According to the presence of involuntary groups, two groups were constituted: Groups with and without involuntary movements. In patient groups with and without involuntary movements, demographic features (age, sex, and duration of neuropathy), clinical features (treatments they received and etiologies) and electrophysiological features (subtype of polyneuropathy, reduction in amplitude, slowing of conduction velocity, conduction block, temporal dispersion, presence of C reflex, spontaneous activity, and MUP changes) were compared. The subtypes of polyneuropathy were classified as predominantly axon loss, predominantly demyelinating, mixed according to previous reports.

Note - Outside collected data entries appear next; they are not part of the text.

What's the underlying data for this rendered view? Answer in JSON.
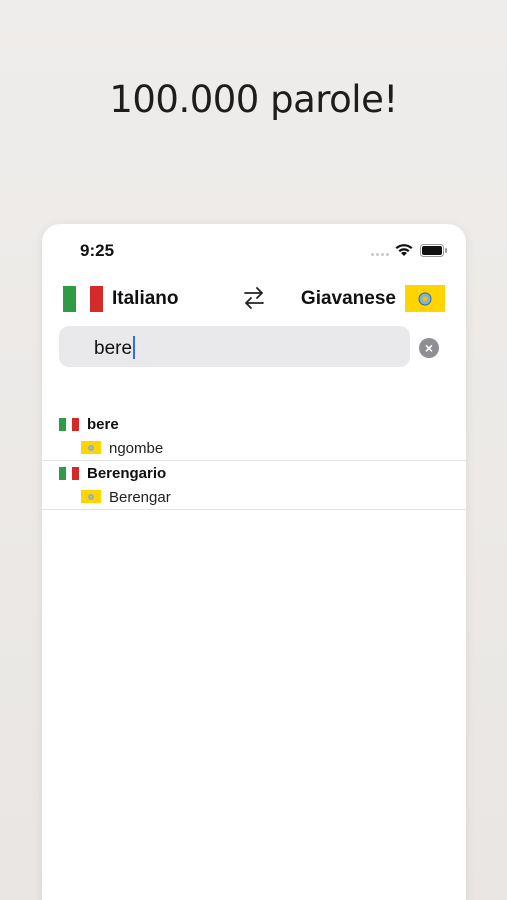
{
  "headline": "100.000 parole!",
  "status_bar": {
    "time": "9:25"
  },
  "languages": {
    "source": "Italiano",
    "target": "Giavanese"
  },
  "search": {
    "value": "bere"
  },
  "results": [
    {
      "word": "bere",
      "translation": "ngombe"
    },
    {
      "word": "Berengario",
      "translation": "Berengar"
    }
  ],
  "colors": {
    "italy_green": "#2f9b46",
    "italy_red": "#d52a2a",
    "javanese_yellow": "#ffd400",
    "cursor_blue": "#2f6ee8"
  },
  "icons": {
    "swap": "swap-arrows-icon",
    "clear": "clear-circle-icon"
  }
}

Numerical data were presented as mean ± standard deviation (minimum-maximum) and categorical variables in n (%).

The Chi-square test was used to compare the categorical data. We determined whether the numerical data complied with the rules of normal distribution. t-test was used for independent groups when there was a homogenous distribution, and Mann–Whitney U-test was used for nonhomogeneous data. When the number of groups was more than two, Kruskal − Wallis test was preferred.

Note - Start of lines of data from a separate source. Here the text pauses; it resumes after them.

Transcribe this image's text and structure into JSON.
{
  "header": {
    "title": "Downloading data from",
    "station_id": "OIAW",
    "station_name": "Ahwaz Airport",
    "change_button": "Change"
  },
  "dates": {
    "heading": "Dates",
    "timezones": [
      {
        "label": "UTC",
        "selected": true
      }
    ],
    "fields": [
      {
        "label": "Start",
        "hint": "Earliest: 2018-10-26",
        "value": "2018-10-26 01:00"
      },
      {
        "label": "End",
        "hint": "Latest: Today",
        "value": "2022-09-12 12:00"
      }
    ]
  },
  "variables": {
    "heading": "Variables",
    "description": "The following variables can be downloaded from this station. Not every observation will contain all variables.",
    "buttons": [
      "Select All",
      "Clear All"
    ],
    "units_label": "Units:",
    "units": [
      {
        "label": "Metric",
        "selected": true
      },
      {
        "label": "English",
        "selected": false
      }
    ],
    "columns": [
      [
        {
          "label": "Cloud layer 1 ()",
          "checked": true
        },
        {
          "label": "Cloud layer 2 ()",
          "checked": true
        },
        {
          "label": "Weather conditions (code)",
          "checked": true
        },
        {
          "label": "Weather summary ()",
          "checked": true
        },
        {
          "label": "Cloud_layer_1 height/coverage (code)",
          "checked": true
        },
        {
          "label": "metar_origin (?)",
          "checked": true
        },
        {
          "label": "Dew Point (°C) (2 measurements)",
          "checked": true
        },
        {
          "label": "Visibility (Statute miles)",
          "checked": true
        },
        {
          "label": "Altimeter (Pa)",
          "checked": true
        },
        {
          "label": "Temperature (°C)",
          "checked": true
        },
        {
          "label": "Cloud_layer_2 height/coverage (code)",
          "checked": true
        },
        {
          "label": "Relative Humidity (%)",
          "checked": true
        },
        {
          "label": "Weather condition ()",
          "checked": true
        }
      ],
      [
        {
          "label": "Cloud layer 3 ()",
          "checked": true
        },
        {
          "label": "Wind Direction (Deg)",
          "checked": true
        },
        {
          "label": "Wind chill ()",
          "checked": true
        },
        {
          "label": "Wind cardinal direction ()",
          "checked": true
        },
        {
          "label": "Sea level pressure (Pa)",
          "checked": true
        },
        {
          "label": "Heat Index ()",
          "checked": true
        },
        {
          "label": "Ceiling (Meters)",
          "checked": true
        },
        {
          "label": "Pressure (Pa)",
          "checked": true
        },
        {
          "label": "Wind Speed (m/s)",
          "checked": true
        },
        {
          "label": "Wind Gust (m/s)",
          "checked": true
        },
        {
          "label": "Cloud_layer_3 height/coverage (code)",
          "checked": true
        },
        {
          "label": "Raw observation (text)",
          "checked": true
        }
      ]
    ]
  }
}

Statistical analysis was performed using IBM SPSS (version 20.0) (SPSS, Chicago, IL). P value was deemed <0.05.

  Results Top

We determined 59 patients with immune-mediated polyneuropathy or hereditary polyneuropathy during the study period. Nine patients were excluded according to the exclusion criteria. Three patients were excluded from the study because they did not agree when they were invited for the examination.

In total, 47 patients were included in the study, 23 (48.9%) of whom had involuntary movements. All patients with involuntary movements had tremor according to the clinical and multichannel surface EMG examination. Among them, multichannel surface EMG examination revealed that 18 (38.3%) patients also had myoclonus.

We determined that there were patients with chronic inflammatory demyelinating polyneuropathy (CIDP) (n = 22), GBS (n = 11), and hereditary polyneuropathy (n = 14). Among them, the frequency of tremor was higher in GBS (63.6%) followed by CIDP (50.0%) and hereditary polyneuropathy (35.7%).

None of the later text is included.